Basically it comes down to who is more easily convinced by fear. Personally, I think we are exposed to enough on a daily basis to negate the benefits of eating “organic” or “natural.”

Organic vs conventional has always been a question of mine. Im more concerned with the safety aspect rather than nutrional content. I keep reading conflicting studies but my common sense tells me organic might be healthier.
As previouslty stated being that most of the harmful material is contained in the fat does that mean eating low fat versions of meat and dairy negate a lot of it?

I also read an article from Keifer who stated that the amount of chemicals used is so minor that it’s inconsequential and he also stated that the growth hormone is rendered inabsorbable so that shouldn’t be an issue either.
He also went on to state that the these foods would pose more of a health risk had they not been treated in the first place.
Anyone have any insight to any of this?

[quote]LIFTICVSMAXIMVS wrote:

[quote]i_am_ketosis wrote:

[quote]LIFTICVSMAXIMVS wrote:
What is organic?[/quote]

Any compound that includes a carbon atom. [/quote]

So pretty much all food is organic. :)[/quote]

In the true definition, yep.

[quote]i_am_ketosis wrote:

[quote]LIFTICVSMAXIMVS wrote:

[quote]i_am_ketosis wrote:

[quote]LIFTICVSMAXIMVS wrote:
What is organic?[/quote]

Any compound that includes a carbon atom. [/quote]

So pretty much all food is organic. :)[/quote]

In the true definition, yep. [/quote]

and what are we arguing then? this angle makes no sense.

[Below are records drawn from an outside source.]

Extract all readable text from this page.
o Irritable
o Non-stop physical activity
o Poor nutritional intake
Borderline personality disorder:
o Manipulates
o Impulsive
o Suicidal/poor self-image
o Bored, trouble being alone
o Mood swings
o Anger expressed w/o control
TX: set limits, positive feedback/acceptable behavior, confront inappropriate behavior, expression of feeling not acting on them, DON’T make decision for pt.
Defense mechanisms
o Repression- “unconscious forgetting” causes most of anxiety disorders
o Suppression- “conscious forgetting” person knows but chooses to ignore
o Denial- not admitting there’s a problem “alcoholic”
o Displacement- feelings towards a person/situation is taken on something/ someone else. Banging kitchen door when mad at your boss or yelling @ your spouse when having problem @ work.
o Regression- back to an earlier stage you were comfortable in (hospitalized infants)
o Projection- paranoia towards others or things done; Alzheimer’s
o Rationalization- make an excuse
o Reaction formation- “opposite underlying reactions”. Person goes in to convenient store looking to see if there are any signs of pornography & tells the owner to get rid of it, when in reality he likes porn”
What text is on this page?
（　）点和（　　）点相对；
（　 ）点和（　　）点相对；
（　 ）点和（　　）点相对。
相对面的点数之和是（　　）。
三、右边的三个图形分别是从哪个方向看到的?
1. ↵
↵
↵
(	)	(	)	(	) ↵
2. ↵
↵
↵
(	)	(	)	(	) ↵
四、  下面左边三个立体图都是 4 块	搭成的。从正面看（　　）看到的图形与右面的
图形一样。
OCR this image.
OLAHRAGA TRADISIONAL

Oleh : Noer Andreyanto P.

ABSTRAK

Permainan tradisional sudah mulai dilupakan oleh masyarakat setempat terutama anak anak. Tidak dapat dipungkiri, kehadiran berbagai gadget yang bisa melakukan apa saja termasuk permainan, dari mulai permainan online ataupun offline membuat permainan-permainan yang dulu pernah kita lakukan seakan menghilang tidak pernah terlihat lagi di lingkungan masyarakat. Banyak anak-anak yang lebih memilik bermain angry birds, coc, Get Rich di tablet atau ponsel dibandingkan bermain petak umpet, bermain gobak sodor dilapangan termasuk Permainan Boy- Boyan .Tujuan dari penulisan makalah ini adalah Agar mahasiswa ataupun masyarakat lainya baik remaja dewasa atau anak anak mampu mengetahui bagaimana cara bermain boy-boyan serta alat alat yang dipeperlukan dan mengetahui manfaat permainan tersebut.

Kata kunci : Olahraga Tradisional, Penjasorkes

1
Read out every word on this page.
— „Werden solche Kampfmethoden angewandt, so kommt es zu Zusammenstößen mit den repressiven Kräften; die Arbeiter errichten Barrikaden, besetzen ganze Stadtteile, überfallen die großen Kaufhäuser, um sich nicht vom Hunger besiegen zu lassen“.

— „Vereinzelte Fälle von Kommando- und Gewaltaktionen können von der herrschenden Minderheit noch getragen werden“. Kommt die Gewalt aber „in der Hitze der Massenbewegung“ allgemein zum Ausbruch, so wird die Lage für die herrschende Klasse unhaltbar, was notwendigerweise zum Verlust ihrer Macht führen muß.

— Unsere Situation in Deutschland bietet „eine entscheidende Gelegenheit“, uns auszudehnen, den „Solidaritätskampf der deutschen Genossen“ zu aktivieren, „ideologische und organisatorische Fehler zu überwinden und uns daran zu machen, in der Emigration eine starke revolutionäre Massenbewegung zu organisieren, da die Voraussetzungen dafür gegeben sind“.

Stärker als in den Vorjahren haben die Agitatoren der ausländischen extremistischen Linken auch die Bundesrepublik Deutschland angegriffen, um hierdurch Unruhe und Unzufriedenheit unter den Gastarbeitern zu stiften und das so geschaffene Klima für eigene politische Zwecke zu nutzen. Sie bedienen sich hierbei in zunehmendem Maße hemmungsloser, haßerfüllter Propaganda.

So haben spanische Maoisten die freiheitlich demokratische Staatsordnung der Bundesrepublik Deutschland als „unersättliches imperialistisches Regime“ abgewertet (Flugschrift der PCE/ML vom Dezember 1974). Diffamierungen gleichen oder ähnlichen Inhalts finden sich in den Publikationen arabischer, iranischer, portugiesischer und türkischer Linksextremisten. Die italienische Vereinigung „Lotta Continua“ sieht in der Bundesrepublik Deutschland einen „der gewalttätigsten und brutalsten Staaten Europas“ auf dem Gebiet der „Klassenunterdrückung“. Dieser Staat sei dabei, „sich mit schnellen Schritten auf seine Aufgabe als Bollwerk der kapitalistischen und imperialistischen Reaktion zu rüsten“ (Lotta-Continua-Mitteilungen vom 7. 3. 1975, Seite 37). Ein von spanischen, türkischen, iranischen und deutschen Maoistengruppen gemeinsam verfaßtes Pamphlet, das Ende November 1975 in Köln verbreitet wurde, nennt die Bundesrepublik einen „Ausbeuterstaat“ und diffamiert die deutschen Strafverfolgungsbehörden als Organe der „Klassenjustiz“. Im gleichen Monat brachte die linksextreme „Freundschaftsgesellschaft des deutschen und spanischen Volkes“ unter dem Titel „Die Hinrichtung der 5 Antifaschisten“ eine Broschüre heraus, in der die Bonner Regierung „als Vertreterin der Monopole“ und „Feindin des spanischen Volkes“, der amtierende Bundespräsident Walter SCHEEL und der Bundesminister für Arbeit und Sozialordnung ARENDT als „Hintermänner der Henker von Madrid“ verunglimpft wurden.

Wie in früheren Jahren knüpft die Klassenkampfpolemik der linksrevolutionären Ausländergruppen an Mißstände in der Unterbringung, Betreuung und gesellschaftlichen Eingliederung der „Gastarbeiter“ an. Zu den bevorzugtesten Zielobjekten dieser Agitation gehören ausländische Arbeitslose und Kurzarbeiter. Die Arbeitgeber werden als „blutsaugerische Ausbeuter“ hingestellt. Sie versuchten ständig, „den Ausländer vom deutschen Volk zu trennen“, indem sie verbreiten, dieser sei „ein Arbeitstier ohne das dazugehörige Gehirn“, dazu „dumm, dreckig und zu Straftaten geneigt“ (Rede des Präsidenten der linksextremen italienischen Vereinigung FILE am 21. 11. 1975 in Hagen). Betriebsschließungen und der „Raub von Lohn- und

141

No one is arguing about organic as a broad term, but rather how organic defines how food is grown/produced.

[quote]jehovasfitness wrote:

[quote]i_am_ketosis wrote:

[quote]LIFTICVSMAXIMVS wrote:

[quote]i_am_ketosis wrote:

[quote]LIFTICVSMAXIMVS wrote:
What is organic?[/quote]

Any compound that includes a carbon atom. [/quote]

So pretty much all food is organic. :)[/quote]

In the true definition, yep. [/quote]

and what are we arguing then? this angle makes no sense. No one is arguing about organic as a broad term, but rather how organic defines how food is grown/produced.
[/quote]

I’m just being a bit of a shit head. My shit headedness does have a point though. Organic doesn’t really mean what most people think it means. I tend to believe that this is done on purpose, just like putting “natural” on all kinds of shit so people think it’s not bad for them.

[quote]jehovasfitness wrote:

[quote]i_am_ketosis wrote:

[quote]LIFTICVSMAXIMVS wrote:

[quote]i_am_ketosis wrote:

[quote]LIFTICVSMAXIMVS wrote:
What is organic?[/quote]

Any compound that includes a carbon atom. [/quote]

So pretty much all food is organic. :)[/quote]

In the true definition, yep. [/quote]

and what are we arguing then? this angle makes no sense. No one is arguing about organic as a broad term, but rather how organic defines how food is grown/produced.
[/quote]

http://www.nal.usda.gov/afsic/pubs/ofp/ofp.shtml

USDA definitions of organic food production.